L'action en justice, déposée lundi devant le tribunal fédéral du New Jersey, est la première à demander un suivi médical, c'est-à-dire des tests réguliers destinés à détecter le cancer à un stade précoce, au nom des utilisatrices de talc. Le groupe proposé pourrait comprendre des milliers de femmes, mais ne comprendrait pas les plus de 61 000 personnes qui ont déjà intenté des procès pour dommages corporels concernant le talc de J&J, affirmant qu'il contient de l'amiante cancérigène.
J&J soutient que son talc est sûr, qu'il ne contient pas d'amiante et qu'il ne provoque pas de cancer.
Les cabinets d'avocats à l'origine de cette nouvelle affaire s'opposent à la proposition de J&J de régler la quasi-totalité des plaintes concernant le talc pour un montant de 6,48 milliards de dollars dans le cadre d'une faillite préétablie. Les mêmes cabinets poursuivent également une action collective distincte en vue d'obtenir une ordonnance du tribunal bloquant la faillite.
La proposition de faillite doit être soutenue par 75 % des demandeurs de talc, avec une période de vote de trois mois se terminant le 26 juillet.
Erik Haas, vice-président mondial du contentieux de J&J, a déclaré dans un communiqué que les avocats des plaignants avaient intenté lundi une action "sans fondement" pour faire échouer le plan de faillite parce qu'ils peuvent percevoir davantage d'honoraires en dehors de la faillite, faisant ainsi passer leurs propres intérêts avant ceux de leurs clients.
"Les cabinets de plaignants devraient cesser leur comportement obstructionniste et laisser leurs clients décider eux-mêmes s'ils acceptent l'offre en cours", a-t-il déclaré.
Les avocats opposés à l'accord ont nié être motivés par des honoraires plus élevés et ont déclaré que la proposition de faillite ne compenserait pas leurs clients de manière adéquate.
Chris Tisi, l'un des avocats à l'origine de la nouvelle action en justice, a déclaré dans un communiqué que le suivi médical était nécessaire parce que le "financement inadéquat" du plan de faillite "ne répond pas de manière réaliste aux besoins des femmes qui pourraient développer un cancer de l'ovaire à l'avenir en raison de l'utilisation passée de poudre de bébé"
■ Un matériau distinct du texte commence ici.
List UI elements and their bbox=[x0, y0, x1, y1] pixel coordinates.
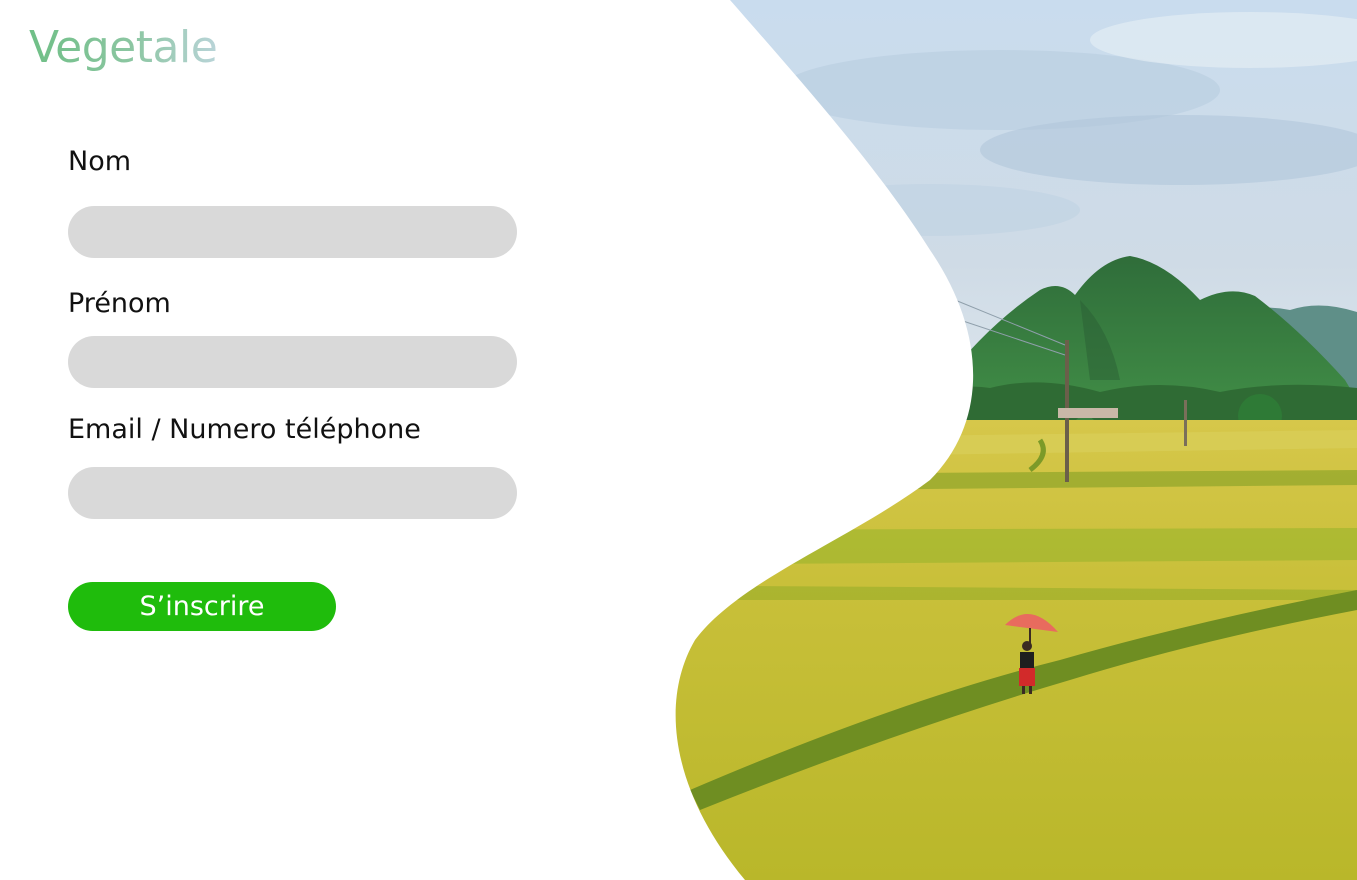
first-name-label: Prénom bbox=[68, 288, 171, 319]
first-name-input[interactable] bbox=[68, 336, 517, 388]
last-name-label: Nom bbox=[68, 146, 132, 177]
signup-button[interactable]: S’inscrire bbox=[68, 582, 336, 631]
last-name-input[interactable] bbox=[68, 206, 517, 258]
email-phone-label: Email / Numero téléphone bbox=[68, 414, 421, 445]
signup-page: Vegetale Nom Prénom Email / Numero télép… bbox=[0, 0, 1357, 880]
email-phone-input[interactable] bbox=[68, 467, 517, 519]
brand-logo: Vegetale bbox=[29, 22, 218, 73]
La proposition de règlement et la nouvelle action collective concernent toutes deux des plaintes selon lesquelles le talc aurait provoqué des cancers de l'ovaire et d'autres cancers gynécologiques, ce qui représente la grande majorité des cas. Un plus petit nombre de plaintes ont été déposées par des personnes ayant développé un mésothéliome, dont la plupart ont été réglées.
J&J a déjà tenté à deux reprises, sans succès, de résoudre les plaintes actuelles et futures concernant le talc par la voie de la faillite.
Cette stratégie juridique, connue sous le nom de "Texas two-step", consiste à créer une filiale chargée d'absorber la responsabilité de l'entreprise en matière de talc, qui se déclare ensuite en faillite pour régler les affaires. Les tentatives précédentes ont échoué parce que les tribunaux ont estimé que la nouvelle filiale n'avait pas la "détresse financière" nécessaire pour justifier la faillite.